Sniffling, blowing his nose, and taking deep breaths, the man poured out his story. His mother had been on life support, he said. She had been in a coma from a car accident for five months. He had the life support removed that morning. His little brother railed at him and called him a murderer. He knew it was just grief talking. Aiden had no coping skills. He didn’t visit their mom or help with her care or her house. He was too busy drinking and blaming everyone else for his misfortunes. It still hurt, he said. It always hurt. The man lost his dad, when he was only 17, to cancer. Since his mom’s accident, he’d lost his job and his girlfriend because of the grief that began long before the plug was pulled. He told Camilla his life’s story before he’d even told her his name.
“My name is Camilla,” she said.
“I’m Lance.”
“Lance, I’m so sorry you’re going through this painful time of life. May I ask who the flowers are for?”
“My dad.”
Camilla thought she must have misheard him.
“Mom used to give Dad a bouquet of roses on his birthday. She said men like flowers, too. They are just trained not to show it. She’s . . . she was very progressive.
“And today’s his birthday?” she asked.
Lance nodded.
“Lance, you came here for flowers, but I’m going to give you some advice. Every day, when you wake up, tell your mom you love her, tell yourself you love you, and tell yourself it’s okay to be happy today.”

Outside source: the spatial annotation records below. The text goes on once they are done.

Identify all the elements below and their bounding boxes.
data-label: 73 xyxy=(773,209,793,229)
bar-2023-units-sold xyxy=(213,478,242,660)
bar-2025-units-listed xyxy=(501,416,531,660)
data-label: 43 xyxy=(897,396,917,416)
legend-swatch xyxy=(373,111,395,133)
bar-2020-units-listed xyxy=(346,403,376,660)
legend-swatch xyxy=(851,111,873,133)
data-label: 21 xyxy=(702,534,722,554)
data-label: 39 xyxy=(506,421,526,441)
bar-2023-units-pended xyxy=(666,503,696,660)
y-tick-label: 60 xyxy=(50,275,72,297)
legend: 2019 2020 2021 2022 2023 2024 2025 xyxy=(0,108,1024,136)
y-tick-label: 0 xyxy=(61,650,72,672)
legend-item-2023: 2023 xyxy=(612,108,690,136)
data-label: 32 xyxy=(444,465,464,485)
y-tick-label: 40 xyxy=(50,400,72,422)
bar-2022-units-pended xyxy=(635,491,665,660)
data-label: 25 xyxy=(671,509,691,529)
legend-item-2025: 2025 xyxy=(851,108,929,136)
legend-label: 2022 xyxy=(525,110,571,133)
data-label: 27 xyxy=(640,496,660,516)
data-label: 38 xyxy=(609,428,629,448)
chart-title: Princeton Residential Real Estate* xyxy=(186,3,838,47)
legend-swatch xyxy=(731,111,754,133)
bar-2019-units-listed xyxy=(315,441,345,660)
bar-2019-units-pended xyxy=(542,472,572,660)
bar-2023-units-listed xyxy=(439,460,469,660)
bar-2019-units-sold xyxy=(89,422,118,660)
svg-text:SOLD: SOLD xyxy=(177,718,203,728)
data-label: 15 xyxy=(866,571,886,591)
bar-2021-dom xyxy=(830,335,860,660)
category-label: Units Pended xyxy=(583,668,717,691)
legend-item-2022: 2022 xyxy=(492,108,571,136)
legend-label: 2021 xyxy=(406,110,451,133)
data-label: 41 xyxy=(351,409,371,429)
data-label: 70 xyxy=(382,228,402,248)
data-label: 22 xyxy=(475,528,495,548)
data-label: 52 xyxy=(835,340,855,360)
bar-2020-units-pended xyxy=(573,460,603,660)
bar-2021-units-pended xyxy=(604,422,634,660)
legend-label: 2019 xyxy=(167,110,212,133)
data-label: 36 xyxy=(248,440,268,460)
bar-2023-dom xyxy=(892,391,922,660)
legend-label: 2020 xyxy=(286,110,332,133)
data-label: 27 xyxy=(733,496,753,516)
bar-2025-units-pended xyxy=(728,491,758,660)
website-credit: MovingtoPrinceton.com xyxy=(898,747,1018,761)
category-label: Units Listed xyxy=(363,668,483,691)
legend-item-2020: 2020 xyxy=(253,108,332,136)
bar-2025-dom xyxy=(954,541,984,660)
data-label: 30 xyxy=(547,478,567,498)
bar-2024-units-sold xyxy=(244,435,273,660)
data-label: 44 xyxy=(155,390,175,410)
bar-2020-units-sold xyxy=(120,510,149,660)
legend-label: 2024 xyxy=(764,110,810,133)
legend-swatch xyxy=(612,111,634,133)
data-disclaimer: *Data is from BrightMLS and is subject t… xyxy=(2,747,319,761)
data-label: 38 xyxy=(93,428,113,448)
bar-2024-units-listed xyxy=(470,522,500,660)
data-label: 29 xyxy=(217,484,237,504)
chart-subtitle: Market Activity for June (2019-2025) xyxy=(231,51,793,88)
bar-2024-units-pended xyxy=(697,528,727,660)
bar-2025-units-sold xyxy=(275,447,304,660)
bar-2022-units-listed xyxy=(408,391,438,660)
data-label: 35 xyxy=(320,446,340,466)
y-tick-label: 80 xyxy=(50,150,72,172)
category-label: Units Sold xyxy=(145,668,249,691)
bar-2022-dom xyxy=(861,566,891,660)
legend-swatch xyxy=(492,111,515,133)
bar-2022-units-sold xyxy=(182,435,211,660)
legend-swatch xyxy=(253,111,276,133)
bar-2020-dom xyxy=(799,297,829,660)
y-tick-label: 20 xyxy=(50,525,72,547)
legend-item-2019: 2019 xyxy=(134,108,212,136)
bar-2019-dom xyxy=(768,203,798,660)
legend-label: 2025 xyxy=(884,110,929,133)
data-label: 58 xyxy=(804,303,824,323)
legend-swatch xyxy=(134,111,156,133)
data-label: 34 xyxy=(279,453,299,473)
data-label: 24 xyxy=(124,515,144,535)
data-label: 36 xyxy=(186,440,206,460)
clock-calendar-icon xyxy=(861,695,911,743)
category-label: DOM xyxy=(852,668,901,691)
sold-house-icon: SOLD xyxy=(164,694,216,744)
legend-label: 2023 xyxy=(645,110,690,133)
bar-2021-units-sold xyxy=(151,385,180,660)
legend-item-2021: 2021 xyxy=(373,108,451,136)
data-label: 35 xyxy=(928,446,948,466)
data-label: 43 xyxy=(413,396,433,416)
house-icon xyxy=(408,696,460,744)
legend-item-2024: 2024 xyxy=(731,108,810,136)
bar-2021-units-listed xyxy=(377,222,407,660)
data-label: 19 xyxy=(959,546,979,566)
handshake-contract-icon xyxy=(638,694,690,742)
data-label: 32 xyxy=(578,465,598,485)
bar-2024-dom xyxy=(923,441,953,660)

He furrowed his brows and tilted his head. “Who are you?”
“I am a woman who has stood in your shoes. Who had no one to help me navigate my grief. I punished myself and blamed myself and lost everything. You don’t have to.” She stood up and brushed the dust from her backside and picked up the crate. “What plans do you have after you decorate your papa’s grave?”
“Nothing,” he said with such heartbreaking grief it was all Camilla could do not to embrace him and cry with him. “I have no plans.”
“Well, then. Help me pack up. We’re going to visit your papa, and then you will come home with me for a nice meal. You aren’t gluten intolerant, are you?”
They packed up and she followed him to the cemetery and waited in her beat up pickup truck as he spent time with his father. Then he followed her home. He parked behind her in the drive. She would park the truck around back later. The roses were beyond saving anyway.
Again, he didn’t get out of his car.
She had seen that expression many times. The one that seems to say, “How could an old lady selling flowers on the side of the rode live in such a mansion?” She smiled to herself, thinking, “Today is a good day.”